Through Noble's partnership with the Right Angle Foundation and the Summer of a Lifetime program, top sophomores are invited to attend college summer programs around the country with most of their expenses covered.

== Course Offerings ==

=== IB and AP Courses ===
In June 2015 Pritzker became certified as an International Baccalaureate school. As of the 2018–2019 school year, the school also offers AP courses.

=== Band Program ===
Pritzker's Jazz band performs annually at the Berklee College of Music, and has performed at Lake Forest College and the Chicago Jazz Festival, among other venues. In 2010, the program received new instruments thanks to a grant from Fidelity. Band teacher Ben Das was also named a TNTP Fishman Prize finalist in 2015.

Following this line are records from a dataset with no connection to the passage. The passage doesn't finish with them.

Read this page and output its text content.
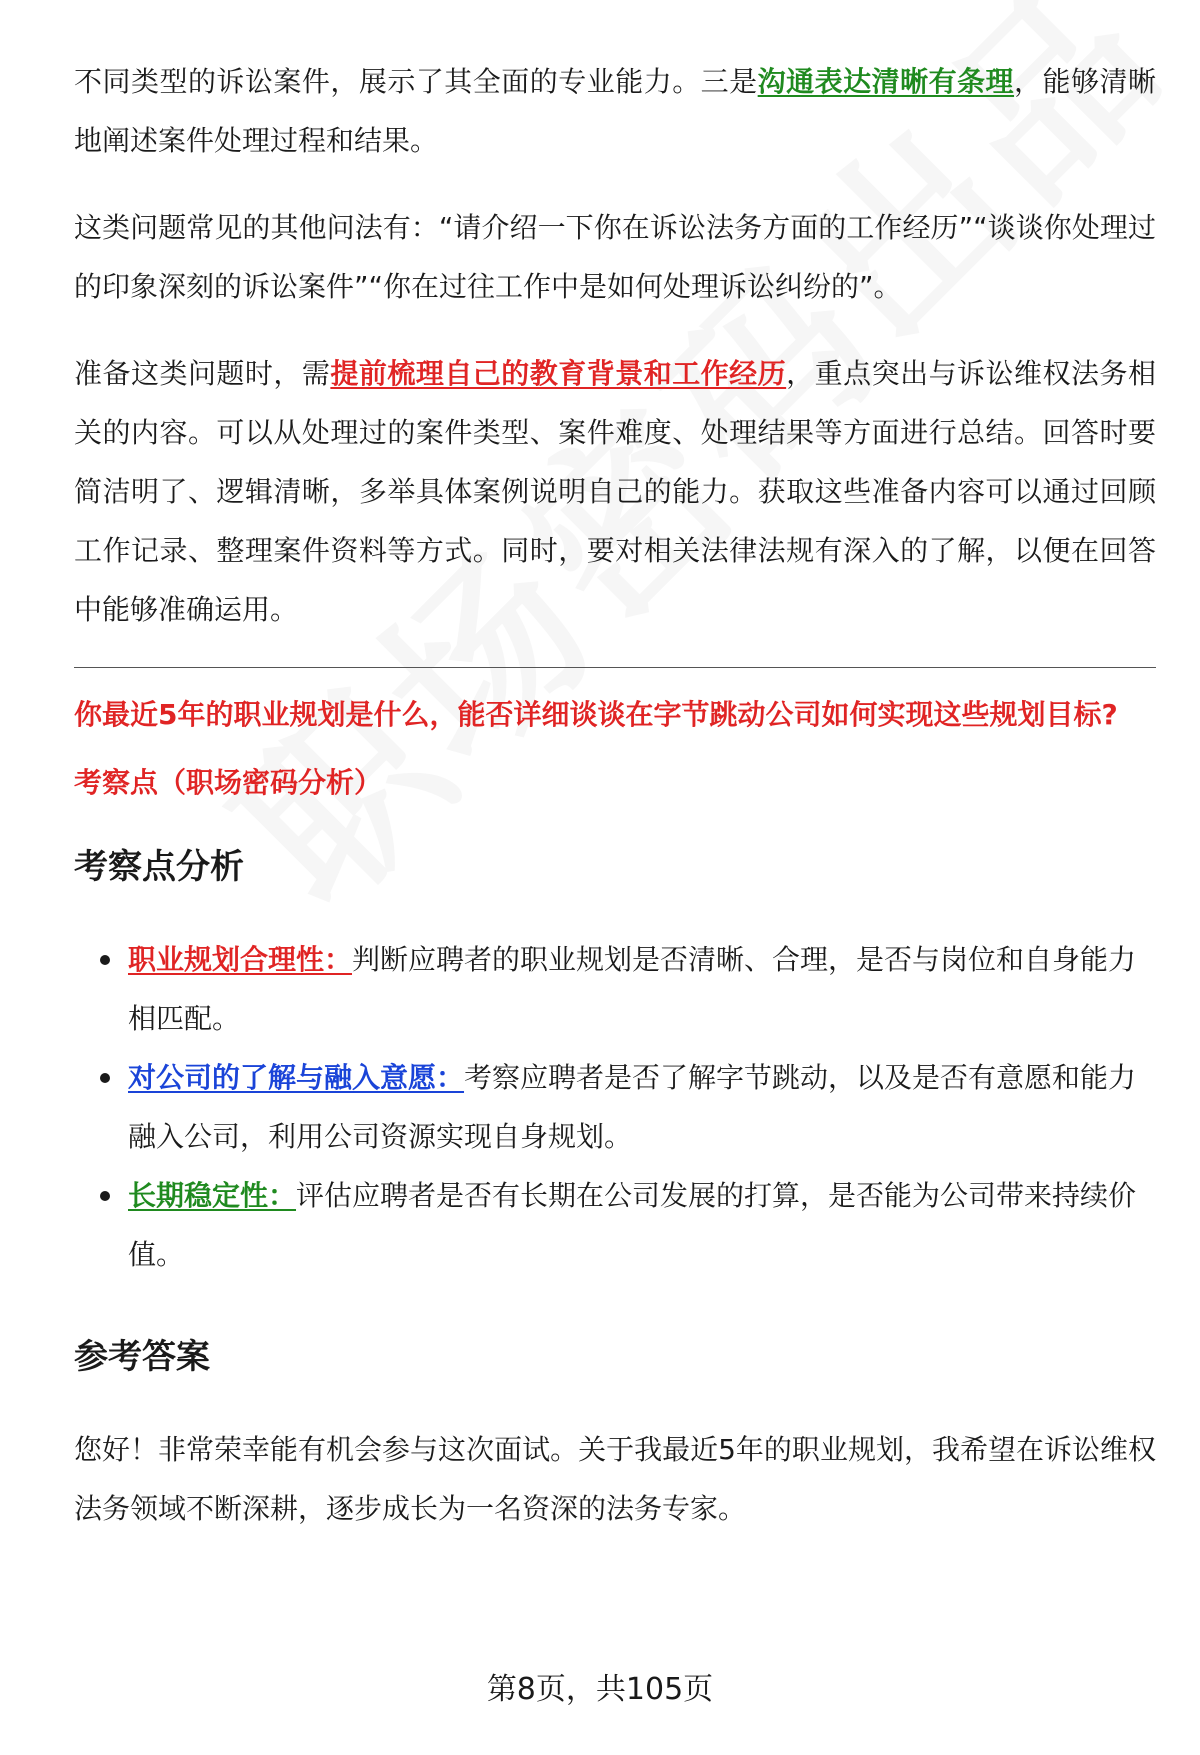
不同类型的诉讼案件，展示了其全面的专业能力。三是沟通表达清晰有条理，能够清晰地阐述案件处理过程和结果。

这类问题常见的其他问法有：“请介绍一下你在诉讼法务方面的工作经历”“谈谈你处理过的印象深刻的诉讼案件”“你在过往工作中是如何处理诉讼纠纷的”。

准备这类问题时，需提前梳理自己的教育背景和工作经历，重点突出与诉讼维权法务相关的内容。可以从处理过的案件类型、案件难度、处理结果等方面进行总结。回答时要简洁明了、逻辑清晰，多举具体案例说明自己的能力。获取这些准备内容可以通过回顾工作记录、整理案件资料等方式。同时，要对相关法律法规有深入的了解，以便在回答中能够准确运用。

你最近5年的职业规划是什么，能否详细谈谈在字节跳动公司如何实现这些规划目标?
考察点（职场密码分析）
考察点分析
职业规划合理性：判断应聘者的职业规划是否清晰、合理，是否与岗位和自身能力相匹配。
对公司的了解与融入意愿：考察应聘者是否了解字节跳动，以及是否有意愿和能力融入公司，利用公司资源实现自身规划。
长期稳定性：评估应聘者是否有长期在公司发展的打算，是否能为公司带来持续价值。
参考答案

您好！非常荣幸能有机会参与这次面试。关于我最近5年的职业规划，我希望在诉讼维权法务领域不断深耕，逐步成长为一名资深的法务专家。

第8页，共105页
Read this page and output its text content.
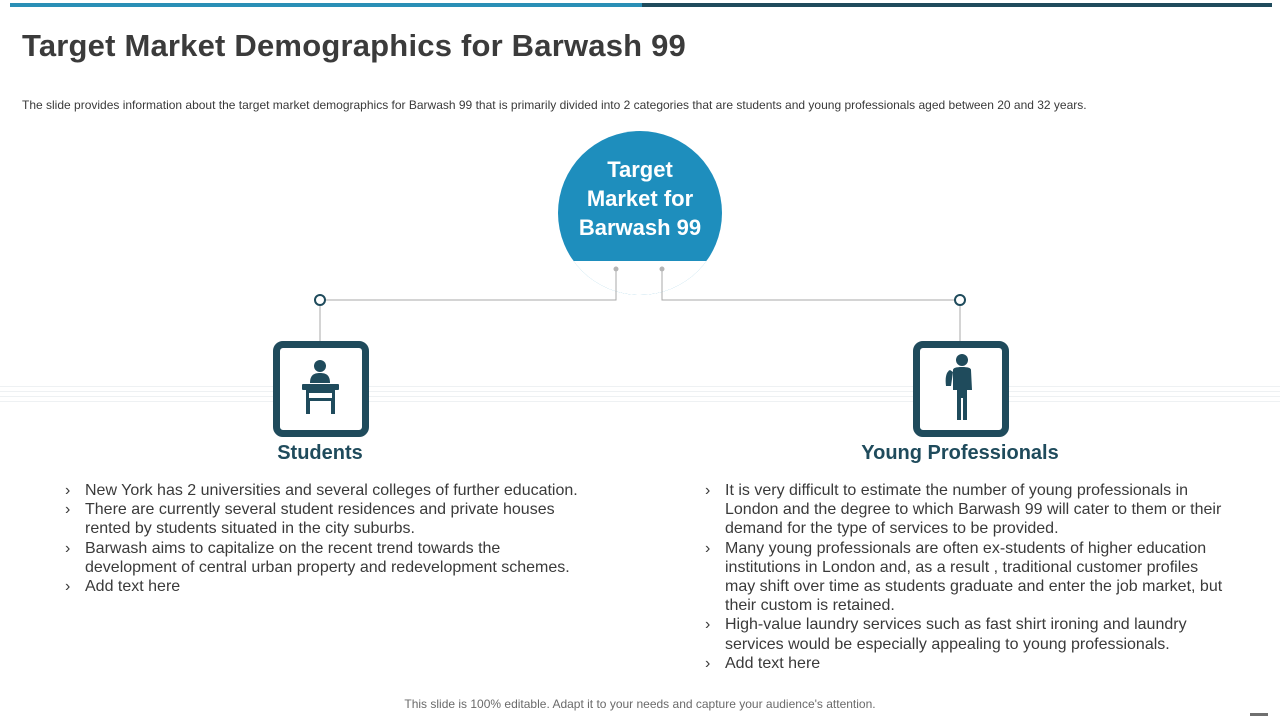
Target Market Demographics for Barwash 99
The slide provides information about the target market demographics for Barwash 99 that is primarily divided into 2 categories that are students and young professionals aged between 20 and 32 years.
Target
Market for
Barwash 99
Students	Young Professionals
› New York has 2 universities and several colleges of further education.
› There are currently several student residences and private houses rented by students situated in the city suburbs.
› Barwash aims to capitalize on the recent trend towards the development of central urban property and redevelopment schemes.
› Add text here
› It is very difficult to estimate the number of young professionals in London and the degree to which Barwash 99 will cater to them or their demand for the type of services to be provided.
› Many young professionals are often ex-students of higher education institutions in London and, as a result , traditional customer profiles may shift over time as students graduate and enter the job market, but their custom is retained.
› High-value laundry services such as fast shirt ironing and laundry services would be especially appealing to young professionals.
› Add text here
This slide is 100% editable. Adapt it to your needs and capture your audience's attention.
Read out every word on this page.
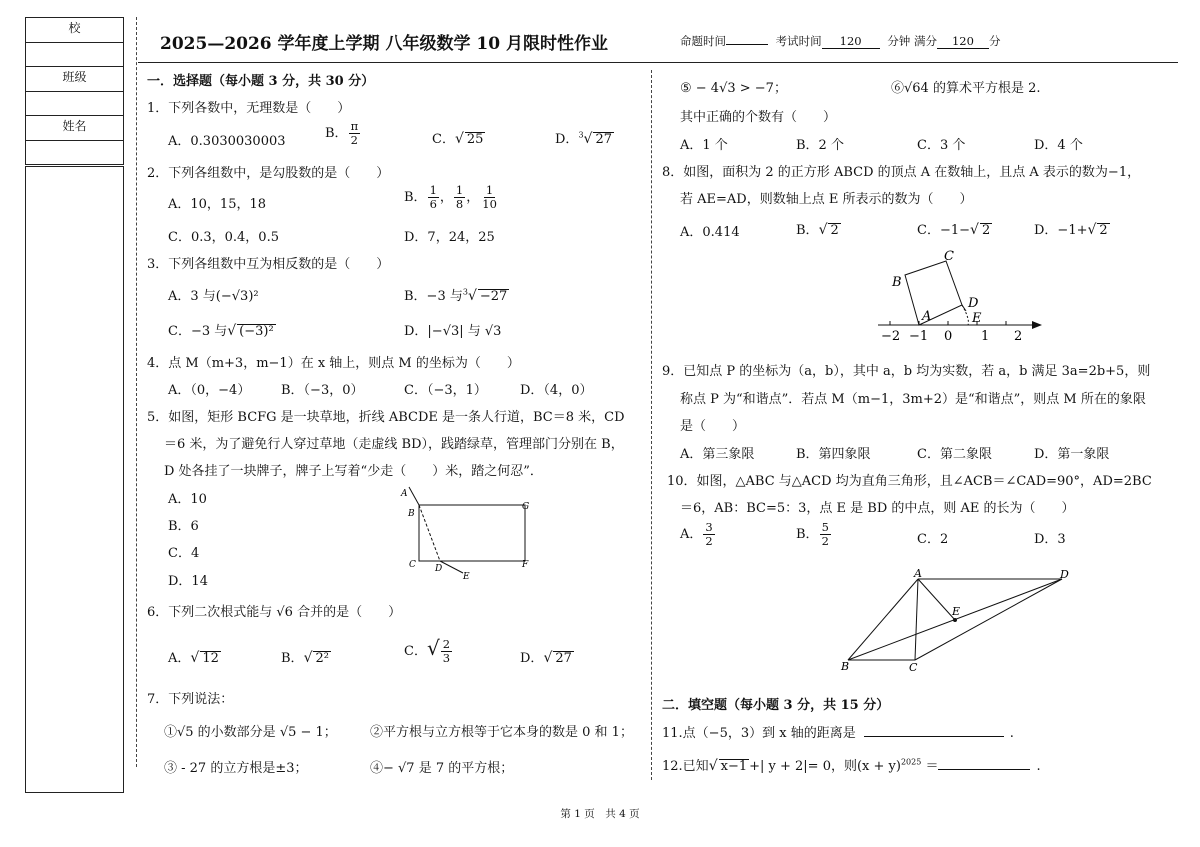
校
班级
姓名
2025—2026 学年度上学期 八年级数学 10 月限时性作业	命题时间	考试时间 120 分钟 满分 120 分
一．选择题（每小题 3 分，共 30 分）
1．下列各数中，无理数是（　　）
A．0.3030030003
B． $\frac{\pi}{2}$	C．√ 25	D．$^3$√ 27
2．下列各组数中，是勾股数的是（　　）
A．10，15，18	B． $\frac{1}{6}$ ， $\frac{1}{8}$ ， $\frac{1}{10}$
C．0.3，0.4，0.5	D．7，24，25
3．下列各组数中互为相反数的是（　　）
A．3 与(−√3)²	B．−3 与$^3$√ −27
C．−3 与√ (−3)²	D．|−√3| 与 √3
4．点 M（m+3，m−1）在 x 轴上，则点 M 的坐标为（　　）
A．（0，−4） B．（−3，0）	C．（−3，1）	D．（4，0）
5．如图，矩形 BCFG 是一块草地，折线 ABCDE 是一条人行道，BC＝8 米，CD
＝6 米，为了避免行人穿过草地（走虚线 BD），践踏绿草，管理部门分别在 B，
D 处各挂了一块牌子，牌子上写着“少走（　　）米，踏之何忍”．
A．10
B．6
C．4
D．14
A
B
C D
E
F
G
6．下列二次根式能与 √6 合并的是（　　）
A．√ 12	B．√ 2²	C．√ $\frac{2}{3}$	D．√ 27
7．下列说法：
①√5 的小数部分是 √5 − 1；	②平方根与立方根等于它本身的数是 0 和 1；
③ - 27 的立方根是±3；	④− √7 是 7 的平方根；
⑤ − 4√3 > −7；	⑥√64 的算术平方根是 2.
其中正确的个数有（　　）
A．1 个	B．2 个	C．3 个	D．4 个
8．如图，面积为 2 的正方形 ABCD 的顶点 A 在数轴上，且点 A 表示的数为−1，
若 AE=AD，则数轴上点 E 所表示的数为（　　）
A．0.414	B．√ 2	C．−1−√ 2	D．−1+√ 2
−2 −1 0 1 2
A
B
C
D
E
9．已知点 P 的坐标为（a，b），其中 a，b 均为实数，若 a，b 满足 3a=2b+5，则
称点 P 为“和谐点”．若点 M（m−1，3m+2）是“和谐点”，则点 M 所在的象限
是（　　）
A．第三象限	B．第四象限	C．第二象限	D．第一象限
10．如图，△ABC 与△ACD 均为直角三角形，且∠ACB＝∠CAD=90°，AD=2BC
＝6，AB：BC=5：3，点 E 是 BD 的中点，则 AE 的长为（　　）
A． $\frac{3}{2}$	B． $\frac{5}{2}$	C．2	D．3
A
B	C
D
E
二．填空题（每小题 3 分，共 15 分）
11.点（−5，3）到 x 轴的距离是	.
12.已知√ x−1 +| y + 2|= 0，则$(x + y)^{2025}$ ＝	.
第 1 页　共 4 页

==== Journalism Program ====
The Journalism program, which produces The Pritzker Press online and in print, was established in 2014. Writers from the program compete annually through both the Scholastic Press Association of Chicago High School Media Awards and Conference and the Illinois Journalism Education Association's Newspaper & Digital News Media Competition. The Pritzker Press placed 3rd and 2nd overall in 2017 and 2018, respectively, in its division in the IJEA competition.

== Extracurriculars ==

=== Athletics ===
As of the 2018–2019 school year, the school has competitive teams for 15 sports: Football, boys’ soccer (varsity and JV), girls’ soccer (varsity and JC), boys’ rugby, girls’ rugby, girls’ volleyball, cross country (co-ed), boys’ basketball (varsity and JV), girls’ basketball (varsity and JV), cheerleading (co-ed), wrestling (co-ed), baseball, softball, track and field, and ultimate frisbee (co-ed).

==== Noble League (formerly Noble Athletic Conference) championships ====
Sources:
- Football: 2009, 2010, 2012, 2014, 2015
- Cheer: 2014, 2015, 2016, 2017, 2018
- Girls’ Soccer: 2015, 2016, 2017, 2018
- Boys’ Soccer: 2010, 2011, 2012, 2014
- Baseball: 2009, 2015

==== IHSA Regional championships ====
Sources:
- Girls’ Soccer: 2014, 2015, 2017
- Softball: 2014

==== State championships ====
Sources:
- Boys’ Rugby: 2013 (IYRA TIER 3)
- Ultimate Frisbee: 2015 (IYU B-DIVISION)

=== Clubs ===
As of the 2018–2019 school year, the school offers over 20 competitive and non-competitive clubs.